Title: 5 wire tach install?
Post by Rylee on 04/18/15 at 18:12:11

So I picked up a tach off eBay that was from a US distributor (still made in China though) and of course it had zero instructions. Was about to pull a pic off Google that gave me an idea of what wire was what. Light has power and ground then there are 3 wires for the tach operation. Green is negative electrode, black is positive electrode and I'm guessing that's + and - on the coil. It's the yellow contacts signal and some models high voltage signal that I'm not sure of?

I searched far and wide but either didn't understand what I saw in previous threads or didn't find it. Either way I'm lost and dont want to hook it up wrong and fry it.
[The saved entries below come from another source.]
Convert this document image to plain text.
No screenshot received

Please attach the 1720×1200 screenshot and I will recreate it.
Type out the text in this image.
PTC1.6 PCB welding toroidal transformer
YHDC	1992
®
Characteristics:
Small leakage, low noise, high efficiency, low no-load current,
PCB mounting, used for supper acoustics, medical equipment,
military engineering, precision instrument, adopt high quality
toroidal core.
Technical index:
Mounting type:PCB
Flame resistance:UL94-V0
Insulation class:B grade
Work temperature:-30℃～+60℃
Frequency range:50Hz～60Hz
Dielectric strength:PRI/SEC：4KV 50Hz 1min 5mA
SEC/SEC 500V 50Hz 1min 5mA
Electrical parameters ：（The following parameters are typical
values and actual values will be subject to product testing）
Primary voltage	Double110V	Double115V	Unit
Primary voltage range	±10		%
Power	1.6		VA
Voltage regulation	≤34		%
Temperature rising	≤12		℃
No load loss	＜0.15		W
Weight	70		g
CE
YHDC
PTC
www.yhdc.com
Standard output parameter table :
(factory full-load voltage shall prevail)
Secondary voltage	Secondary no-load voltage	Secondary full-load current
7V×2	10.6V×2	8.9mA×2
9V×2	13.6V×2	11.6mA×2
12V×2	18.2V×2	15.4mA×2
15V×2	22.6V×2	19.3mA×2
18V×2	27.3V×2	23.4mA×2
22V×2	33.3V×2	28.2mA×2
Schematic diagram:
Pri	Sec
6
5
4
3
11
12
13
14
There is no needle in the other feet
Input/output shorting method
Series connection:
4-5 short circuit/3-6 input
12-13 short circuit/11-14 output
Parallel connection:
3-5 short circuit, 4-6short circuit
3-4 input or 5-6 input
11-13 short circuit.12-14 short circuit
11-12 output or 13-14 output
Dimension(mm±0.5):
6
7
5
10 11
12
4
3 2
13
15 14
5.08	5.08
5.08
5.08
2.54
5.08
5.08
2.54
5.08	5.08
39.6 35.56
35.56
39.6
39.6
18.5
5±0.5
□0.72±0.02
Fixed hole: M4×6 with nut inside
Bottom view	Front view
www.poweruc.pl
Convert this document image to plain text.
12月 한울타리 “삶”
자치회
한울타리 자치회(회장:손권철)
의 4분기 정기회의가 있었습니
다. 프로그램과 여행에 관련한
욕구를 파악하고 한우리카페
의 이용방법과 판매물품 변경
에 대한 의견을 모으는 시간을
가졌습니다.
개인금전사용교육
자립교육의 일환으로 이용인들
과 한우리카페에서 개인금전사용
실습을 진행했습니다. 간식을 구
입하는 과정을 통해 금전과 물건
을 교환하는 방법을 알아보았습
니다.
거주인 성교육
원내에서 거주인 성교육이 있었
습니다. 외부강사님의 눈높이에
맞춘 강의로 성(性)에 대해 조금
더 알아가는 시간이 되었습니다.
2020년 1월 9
I'm gonna re visit the threads and see if I just missed the explanation. Any help would be appreciated.

Title: Re: 5 wire tach install?
Post by Rylee on 04/18/15 at 22:43:32

Did some more searching and finally figured it out. Tapped the light wires into the vacant horn power. Fed the coil wires up thru the tunnel and got the connected. Grounded everything on an unused factory bolt location left over from the bobber conversion. Everything is all buttoned up and wires heat shrunk and tucked away.

May not seem very useful where they are mounted but I wanted a clean triple tree and nothing above the bars. Surprisingly they are both in my extended field of view. To be honest I rarely even look at the speedo unless I see the fuzz and feel I'm going to fast. The tach was more for idle speed and to get an idea of what RPMs I'm at while cruising in specific gears. All I all I'm super happy.

25 bucks for both off eBay. Got them in 2 days and on e I figured out which wire was which took about 30 minutes to install. Took a test run to heat it up and see where my idle speed was and I was sitting at about 1400 RPMs which didn't feel bad without knowledge of the exact rpm. Now I know where it's sitting. Ran the gears out to up to 4500 to see what that felt like and realized when I thought I was pushing each gear I actually had quite a bit to go.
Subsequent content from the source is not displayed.